Role & responsibilities
- Architect, design, and maintain high availability, scalable, and resilient infrastructure to support business-critical applications.
- Lead the implementation and management of Infrastructure as Code (IaC) using AWS CDK, ensuring infrastructure is automated, repeatable, and secure.
- Develop and optimize automation for deployments, configuration management, and infrastructure provisioning across cloud (AWS) and container orchestration platforms (Kubernetes, EKS, ECS).
- Enhance and maintain CI/CD pipelines, ensuring smooth and automated application and infrastructure deployments.
- Design and implement monitoring and observability solutions using tools such as Datadog, Prometheus, Grafana, ensuring proactive identification and resolution of performance bottlenecks and failures.

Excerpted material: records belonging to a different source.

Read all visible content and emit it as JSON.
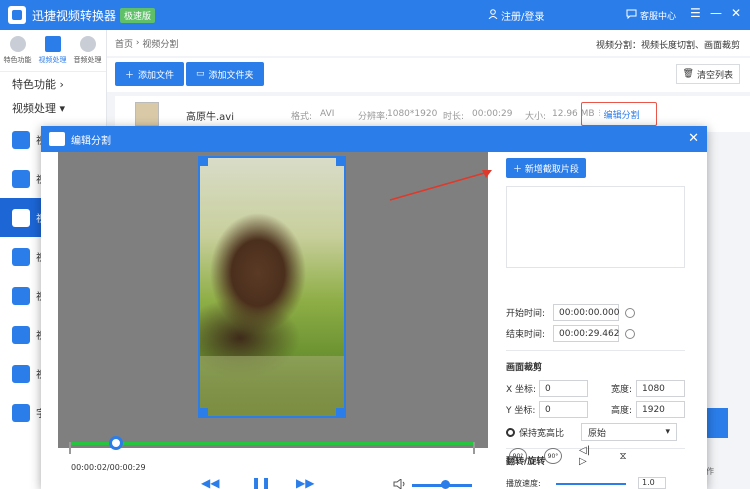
{
  "app": {
    "title": "迅捷视频转换器",
    "edition": "极速版",
    "login": "注册/登录",
    "service": "客服中心"
  },
  "topnav": [
    {
      "label": "特色功能"
    },
    {
      "label": "视频处理"
    },
    {
      "label": "音频处理"
    }
  ],
  "sidebar": {
    "group1": "特色功能",
    "group2": "视频处理",
    "items": [
      {
        "label": "视"
      },
      {
        "label": "视"
      },
      {
        "label": "视"
      },
      {
        "label": "视"
      },
      {
        "label": "视"
      },
      {
        "label": "视"
      },
      {
        "label": "视"
      },
      {
        "label": "字"
      }
    ]
  },
  "breadcrumb": {
    "home": "首页",
    "sep": "›",
    "current": "视频分割",
    "desc": "视频分割：视频长度切割、画面裁剪"
  },
  "toolbar": {
    "add_file": "添加文件",
    "add_folder": "添加文件夹",
    "clear": "清空列表"
  },
  "file": {
    "name": "高原牛.avi",
    "format_label": "格式:",
    "format": "AVI",
    "res_label": "分辨率:",
    "res": "1080*1920",
    "dur_label": "时长:",
    "dur": "00:00:29",
    "size_label": "大小:",
    "size": "12.96 MB",
    "edit": "编辑分割"
  },
  "dialog": {
    "title": "编辑分割",
    "add_segment": "新增截取片段",
    "start_label": "开始时间:",
    "start": "00:00:00.000",
    "end_label": "结束时间:",
    "end": "00:00:29.462",
    "crop_title": "画面裁剪",
    "x_label": "X 坐标:",
    "x": "0",
    "y_label": "Y 坐标:",
    "y": "0",
    "w_label": "宽度:",
    "w": "1080",
    "h_label": "高度:",
    "h": "1920",
    "keep_ratio": "保持宽高比",
    "ratio": "原始",
    "rotate_title": "翻转/旋转",
    "rot_left": "90°",
    "rot_right": "90°",
    "speed_label": "播放速度:",
    "speed": "1.0",
    "timecode": "00:00:02/00:00:29"
  },
  "right_peek": "作"
}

- Collaborate with development teams to ensure infrastructure aligns with application requirements and follows best practices for performance, security, and cost efficiency.
- Lead incident response and root cause analysis efforts, ensuring high levels of service availability and quick resolution of infrastructure issues.

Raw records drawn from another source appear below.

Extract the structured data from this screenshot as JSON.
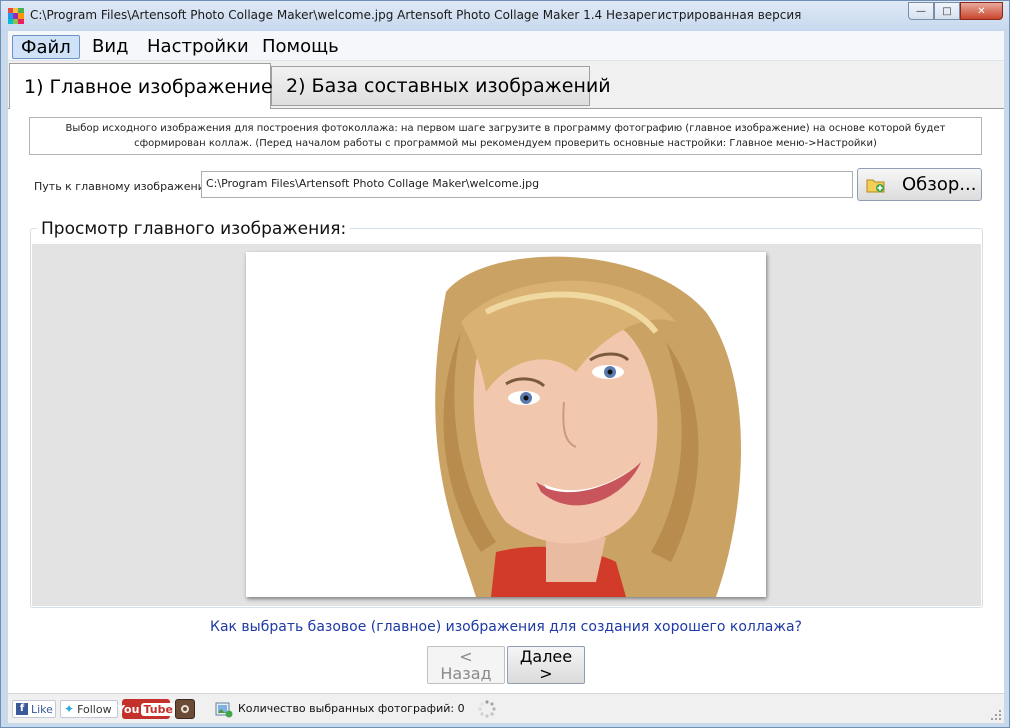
{
  "window": {
    "title": "C:\\Program Files\\Artensoft Photo Collage Maker\\welcome.jpg Artensoft Photo Collage Maker 1.4  Незарегистрированная версия"
  },
  "menu": {
    "file": "Файл",
    "view": "Вид",
    "settings": "Настройки",
    "help": "Помощь"
  },
  "tabs": {
    "main_image": "1) Главное изображение",
    "database": "2) База составных изображений"
  },
  "instructions": "Выбор исходного изображения для построения фотоколлажа: на первом шаге загрузите в программу фотографию (главное изображение) на основе которой будет сформирован коллаж. (Перед началом работы с программой мы рекомендуем проверить основные настройки: Главное меню->Настройки)",
  "path": {
    "label": "Путь к главному изображению:",
    "value": "C:\\Program Files\\Artensoft Photo Collage Maker\\welcome.jpg",
    "browse_label": "Обзор..."
  },
  "preview": {
    "title": "Просмотр главного изображения:"
  },
  "help_link": "Как выбрать базовое (главное) изображения для создания хорошего коллажа?",
  "nav": {
    "back_arrow": "<",
    "back_label": "Назад",
    "next_label": "Далее",
    "next_arrow": ">"
  },
  "statusbar": {
    "fb_label": "Like",
    "tw_label": "Follow",
    "yt_you": "You",
    "yt_tube": "Tube",
    "count_text": "Количество выбранных фотографий: 0"
  },
  "colors": {
    "link": "#1e3aa6",
    "menu_highlight": "#cfe2f8",
    "preview_bg": "#e3e3e3"
  }
}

- Continuously improve infrastructure performance, scalability, and reliability through best practices, automation, and innovation.

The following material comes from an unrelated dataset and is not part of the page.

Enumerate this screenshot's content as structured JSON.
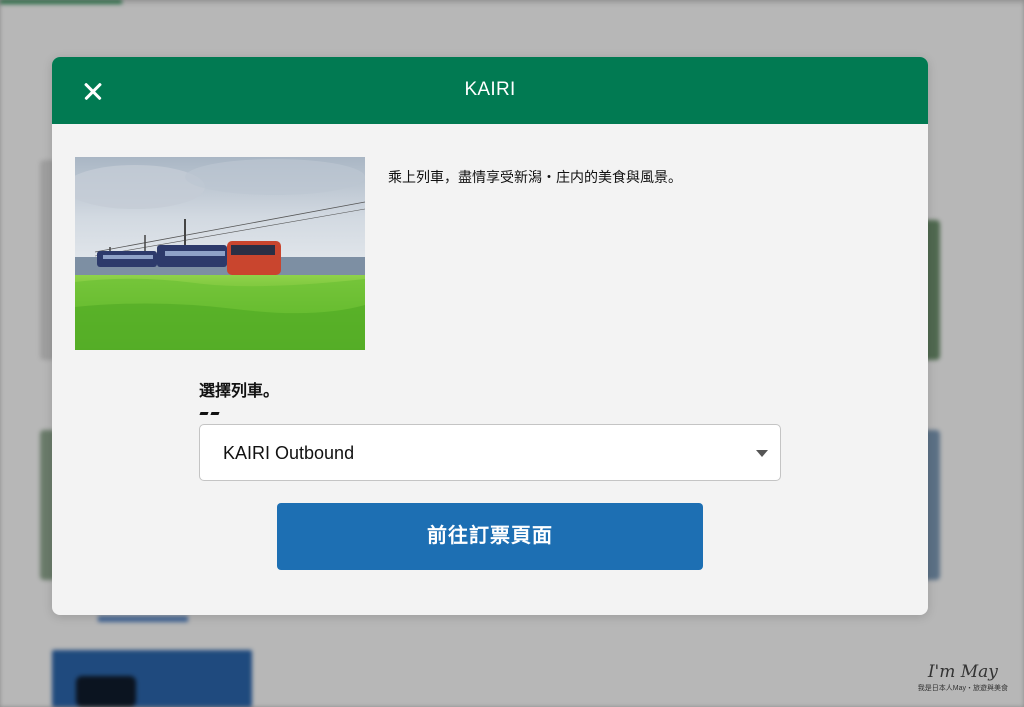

- Mentor and coach junior engineers, sharing knowledge, best practices, and expertise in site reliability engineering.
- Stay up to date with trends and advancements in cloud computing, containerization, and DevOps methodologies to drive improvements in our technology stack.
Preferred candidate profile
- 6 -10+ years of experience in Site Reliability Engineering, DevOps, or a related field.
- Expertise in cloud computing, particularly AWS, with deep knowledge of infrastructure design and best practices.
- Experience with multi-cloud environments, including Azure and GCP, is highly desirable.
- Proficiency with AWS CDK is essential, with additional experience in Terraform and Ansible considered a strong advantage.
- Strong experience with Kubernetes and container orchestration platforms (EKS, ECS), including deploying, scaling, and managing workloads.
- Extensive experience with CI/CD tools and practices, with hands-on expertise in automating infrastructure (EKS, ALB, NLB, Route 53, WAF, Network components) and application deployments.
- Advanced scripting and programming skills (Python, Bash, or similar) for automation and infrastructure management.
- In-depth knowledge of monitoring, logging, and observability tools (Datadog, Prometheus, Grafana, ELK, etc.).
- Preferred knowledge of Content Delivery Networks (CDNs) for optimizing application performance and scalability.
- Strong troubleshooting and problem-solving skills, with a proactive approach to incident management and root cause analysis.
- Strong application knowledge, including building and deploying Java Spring Boot and Angular applications.
- Experience in setting up unit tests and code quality tools, such as SonarQube, to ensure robust application development
- Proven ability to work independently and lead initiatives while collaborating with cross-functional teams.
- Excellent communication and leadership skills, with experience mentoring junior engineers and driving technical excellence.